Après la publication du gouvernement Sama Lukonde, l’on ne devrait pas attendre encore dans l’incertitude l’investiture de cet exécutif émanant de la nouvelle majorité acquise au Chef de l’État. Hélas, ce n’est pas le cas. Une partie des insatisfaits menacerait de bloquer l’investiture du gouvernement.
Raisons avancées bien qu’ils ne le déclarent pas ouvertement, c’était le fait qu’ils ne se retrouvent pas sur cette liste alors que, pensent-ils ils auraient aidé à faire basculer la majorité. Une injure pour cette population meurtrie, qui voit sa souffrance prendre une ampleur démesurée.
Quand on considère toutefois les efforts fournis par le Chef de l’État et son premier ministre afin d’avoir une équipe un peu réduite comparée à celle de Sylvestre Ilunga, l’on peut se poser des questions sur la volonté de ces députés de vraiment faire avancer le pays. Veulent-ils avoir une équipe de plus de 350 ministres et vice-ministres, à la taille bien entendue la nouvelle majorité telle que constatée par l’informateur Modeste Bahati Lukwebo?
Ainsi donc, par leur menace, ils poussent le Président de la République à l’extrême, envisager ce qu’il n’a jamais osé même quand il était au cœur de blocage avec son allié de premières heures, à savoir Joseph Kabila qui avait le contrôle de toutes les assemblées.

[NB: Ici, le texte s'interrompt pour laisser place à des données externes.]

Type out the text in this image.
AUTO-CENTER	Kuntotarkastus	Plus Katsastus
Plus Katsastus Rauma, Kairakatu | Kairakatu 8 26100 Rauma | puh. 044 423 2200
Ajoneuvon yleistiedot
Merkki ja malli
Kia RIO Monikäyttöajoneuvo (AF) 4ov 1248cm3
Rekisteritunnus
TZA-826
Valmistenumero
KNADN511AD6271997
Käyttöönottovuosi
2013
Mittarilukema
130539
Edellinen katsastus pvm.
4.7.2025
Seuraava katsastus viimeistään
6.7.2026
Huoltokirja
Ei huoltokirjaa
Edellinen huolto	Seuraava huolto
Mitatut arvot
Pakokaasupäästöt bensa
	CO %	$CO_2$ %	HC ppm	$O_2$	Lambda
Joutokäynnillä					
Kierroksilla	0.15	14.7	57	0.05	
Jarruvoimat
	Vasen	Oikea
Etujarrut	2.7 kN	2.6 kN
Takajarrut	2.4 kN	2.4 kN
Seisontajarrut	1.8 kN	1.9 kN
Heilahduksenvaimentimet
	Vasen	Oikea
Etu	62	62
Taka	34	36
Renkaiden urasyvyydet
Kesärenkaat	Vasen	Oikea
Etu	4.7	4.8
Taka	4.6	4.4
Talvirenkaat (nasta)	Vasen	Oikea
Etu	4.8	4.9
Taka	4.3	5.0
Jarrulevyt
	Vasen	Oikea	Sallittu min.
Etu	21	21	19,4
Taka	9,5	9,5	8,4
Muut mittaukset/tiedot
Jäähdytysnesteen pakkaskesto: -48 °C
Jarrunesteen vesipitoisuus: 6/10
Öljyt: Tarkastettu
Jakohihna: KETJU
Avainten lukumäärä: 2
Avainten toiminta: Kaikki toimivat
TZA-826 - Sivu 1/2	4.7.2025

«Le Chef de l’État Félix Tshisekedi pourrait dissoudre le parlement si cette menace de blocage d’investiture persistait», a lancé l’un de ses collaborateurs, avant de poursuivre,»c’est une mesure qu’il n’a jamais envisagée, même quand rien ne marchait au sein de la coalition FCC-CACH. Mais avec l’Union sacrée de la nation, si cette menace persiste et qui retarde l’investiture du gouvernement, nous n’aurons pas de choix que de soutenir cette voie qu’elle qu’en soient les conséquences « , martèle ce proche de Félix Tshisekedi.
La dissolution du parlement, sous entend l’organisation des élections législatives anticipées dans 90 jours. Les caisses de l’État ne disposant pas les moyens nécessaires pour une telle option, c’est donc le dilemme pour ceux qui pensent à cette option. Cependant, face au blocage, dans ce contexte où le pays est de plus en plus paralysé par l’absence du gouvernement, c’est donc un cas majeur que peut brandir le Président de la République qui, devons nous le reconnaître, voit cette opinion qui lui est favorable en train de baisser progressivement.